Old Mrs Merryboy, the mother, must have been a merry girl in her youth; for, even though at the age of eighty and partially deaf, she was extremely fond of a joke, practical or otherwise, and had her face so seamed with the lines of appreciative humour, and her nutcracker mouth so set in a smile of amiable fun, and her coal-black eyes so lit up with the fires of unutterable wit, that a mere glance at her stirred up your sources of comicality to their depths, while a steady gaze usually resulted in a laugh, in which she was sure to join with an apparent belief that, whatever the joke might be, it was uncommonly good. She did not speak much. Her looks and smiles rendered speech almost unnecessary. Her figure was unusually diminutive.
Little Martha, the waif, was one of those mild, reticent, tiny things that one feels a desire to fondle without knowing why. Her very small face was always, and, as Bobby remarked, awfully grave, yet a ready smile must have lurked close at hand somewhere, for it could be evoked by the smallest provocation at any time, but fled the instant the provoking cause ceased. She seldom laughed, but when she did the burst was a hearty one, and over immediately. Her brown hair was smooth, her brown eyes were gentle, her red mouth was small and round. Obedience was ingrained in her nature. Original action seemed never to have entered her imagination. She appeared to have been born with the idea that her sphere in life was to do as she was directed. To resist and fight were to her impossibilities. To be defended and kissed seemed to be her natural perquisites. Yet her early life had been calculated to foster other and far different qualities, as we shall learn ere long.

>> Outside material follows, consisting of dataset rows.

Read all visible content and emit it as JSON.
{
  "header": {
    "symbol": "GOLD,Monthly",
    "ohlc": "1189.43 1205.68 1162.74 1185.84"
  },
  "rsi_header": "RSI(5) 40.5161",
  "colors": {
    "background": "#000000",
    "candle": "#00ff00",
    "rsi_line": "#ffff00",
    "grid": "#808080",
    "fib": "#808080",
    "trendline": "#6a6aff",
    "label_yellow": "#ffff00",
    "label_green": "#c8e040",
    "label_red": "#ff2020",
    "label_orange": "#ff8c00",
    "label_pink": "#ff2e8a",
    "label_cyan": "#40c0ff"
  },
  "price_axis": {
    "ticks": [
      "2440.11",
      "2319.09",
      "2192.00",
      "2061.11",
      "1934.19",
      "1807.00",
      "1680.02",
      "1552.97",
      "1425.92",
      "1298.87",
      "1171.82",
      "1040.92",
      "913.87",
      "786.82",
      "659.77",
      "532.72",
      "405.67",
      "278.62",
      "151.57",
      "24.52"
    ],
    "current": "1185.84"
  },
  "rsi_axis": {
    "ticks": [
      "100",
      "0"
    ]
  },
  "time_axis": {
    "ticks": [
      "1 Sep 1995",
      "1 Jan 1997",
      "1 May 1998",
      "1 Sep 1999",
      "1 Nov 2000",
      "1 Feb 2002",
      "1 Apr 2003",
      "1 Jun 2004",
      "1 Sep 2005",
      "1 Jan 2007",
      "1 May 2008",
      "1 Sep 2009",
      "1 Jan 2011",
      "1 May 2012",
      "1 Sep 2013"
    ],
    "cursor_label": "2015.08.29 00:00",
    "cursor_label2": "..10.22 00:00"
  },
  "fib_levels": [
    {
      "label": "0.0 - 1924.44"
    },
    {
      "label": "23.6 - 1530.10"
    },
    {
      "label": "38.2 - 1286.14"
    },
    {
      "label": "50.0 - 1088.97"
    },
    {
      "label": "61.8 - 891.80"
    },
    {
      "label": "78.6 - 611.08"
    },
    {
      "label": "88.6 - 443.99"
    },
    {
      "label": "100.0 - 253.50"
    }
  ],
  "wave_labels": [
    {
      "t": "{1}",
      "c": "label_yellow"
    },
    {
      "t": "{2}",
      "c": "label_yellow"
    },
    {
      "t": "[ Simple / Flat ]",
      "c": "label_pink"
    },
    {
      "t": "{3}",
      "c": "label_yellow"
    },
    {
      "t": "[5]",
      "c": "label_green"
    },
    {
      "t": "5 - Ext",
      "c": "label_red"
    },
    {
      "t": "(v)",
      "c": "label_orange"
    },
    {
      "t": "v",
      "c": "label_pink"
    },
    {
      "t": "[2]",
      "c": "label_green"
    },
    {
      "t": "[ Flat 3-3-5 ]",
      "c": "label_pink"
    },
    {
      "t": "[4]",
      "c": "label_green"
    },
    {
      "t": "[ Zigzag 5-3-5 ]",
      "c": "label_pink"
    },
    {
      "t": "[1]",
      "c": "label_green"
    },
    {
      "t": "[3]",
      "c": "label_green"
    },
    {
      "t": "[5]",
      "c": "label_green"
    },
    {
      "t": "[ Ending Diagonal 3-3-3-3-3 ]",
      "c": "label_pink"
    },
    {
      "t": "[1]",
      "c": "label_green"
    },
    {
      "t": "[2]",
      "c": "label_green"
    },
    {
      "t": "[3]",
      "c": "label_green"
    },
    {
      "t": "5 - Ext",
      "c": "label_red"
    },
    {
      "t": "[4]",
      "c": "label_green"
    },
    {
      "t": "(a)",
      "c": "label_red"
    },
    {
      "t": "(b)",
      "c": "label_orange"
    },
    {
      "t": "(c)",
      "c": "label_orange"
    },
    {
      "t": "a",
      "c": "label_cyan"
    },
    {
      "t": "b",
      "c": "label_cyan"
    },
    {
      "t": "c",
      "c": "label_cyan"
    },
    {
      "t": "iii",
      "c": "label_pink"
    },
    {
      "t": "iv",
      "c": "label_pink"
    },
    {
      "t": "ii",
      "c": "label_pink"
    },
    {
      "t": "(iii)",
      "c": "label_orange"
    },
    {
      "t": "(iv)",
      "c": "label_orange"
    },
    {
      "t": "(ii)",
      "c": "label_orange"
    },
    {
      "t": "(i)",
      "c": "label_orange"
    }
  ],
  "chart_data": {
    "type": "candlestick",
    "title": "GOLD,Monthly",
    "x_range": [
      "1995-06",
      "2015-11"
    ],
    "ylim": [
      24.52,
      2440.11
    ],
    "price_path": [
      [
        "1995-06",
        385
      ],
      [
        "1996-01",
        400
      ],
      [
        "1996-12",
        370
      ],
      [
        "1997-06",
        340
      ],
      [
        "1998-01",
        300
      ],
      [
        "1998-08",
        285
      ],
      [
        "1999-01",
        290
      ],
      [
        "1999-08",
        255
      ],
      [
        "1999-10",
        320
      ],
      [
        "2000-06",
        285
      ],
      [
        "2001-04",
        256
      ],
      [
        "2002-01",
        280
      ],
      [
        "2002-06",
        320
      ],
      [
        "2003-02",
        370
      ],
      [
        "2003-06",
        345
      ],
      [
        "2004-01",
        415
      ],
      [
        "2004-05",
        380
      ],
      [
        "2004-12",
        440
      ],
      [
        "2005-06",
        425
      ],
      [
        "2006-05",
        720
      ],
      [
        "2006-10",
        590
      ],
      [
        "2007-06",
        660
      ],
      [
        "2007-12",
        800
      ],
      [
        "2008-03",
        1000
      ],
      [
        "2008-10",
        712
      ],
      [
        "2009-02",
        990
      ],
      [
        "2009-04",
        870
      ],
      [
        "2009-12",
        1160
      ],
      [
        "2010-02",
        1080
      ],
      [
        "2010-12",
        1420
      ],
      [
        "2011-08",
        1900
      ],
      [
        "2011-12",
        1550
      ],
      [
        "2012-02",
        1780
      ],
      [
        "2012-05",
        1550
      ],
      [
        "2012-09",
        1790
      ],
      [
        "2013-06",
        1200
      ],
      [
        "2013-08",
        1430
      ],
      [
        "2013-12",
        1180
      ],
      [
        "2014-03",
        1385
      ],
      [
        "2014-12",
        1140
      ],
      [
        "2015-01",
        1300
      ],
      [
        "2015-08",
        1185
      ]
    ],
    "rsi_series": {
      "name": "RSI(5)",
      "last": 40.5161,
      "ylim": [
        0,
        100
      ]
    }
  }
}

Tim Lumpy took to this little creature amazingly. She was so little that by contrast he became quite big, and felt so! When in Martha’s presence he absolutely felt big and like a lion, a roaring lion capable of defending her against all comers! Bobby was also attracted by her, but in a comparatively mild degree.
On the morning after their arrival the two boys awoke to find that the windows of their separate little rooms opened upon a magnificent prospect of wood and water, and that, the partition of their apartment consisting of a single plank-wall, with sundry knots knocked out, they were not only able to converse freely, but to peep at each other awkwardly—facts which they had not observed the night before, owing to sleepiness.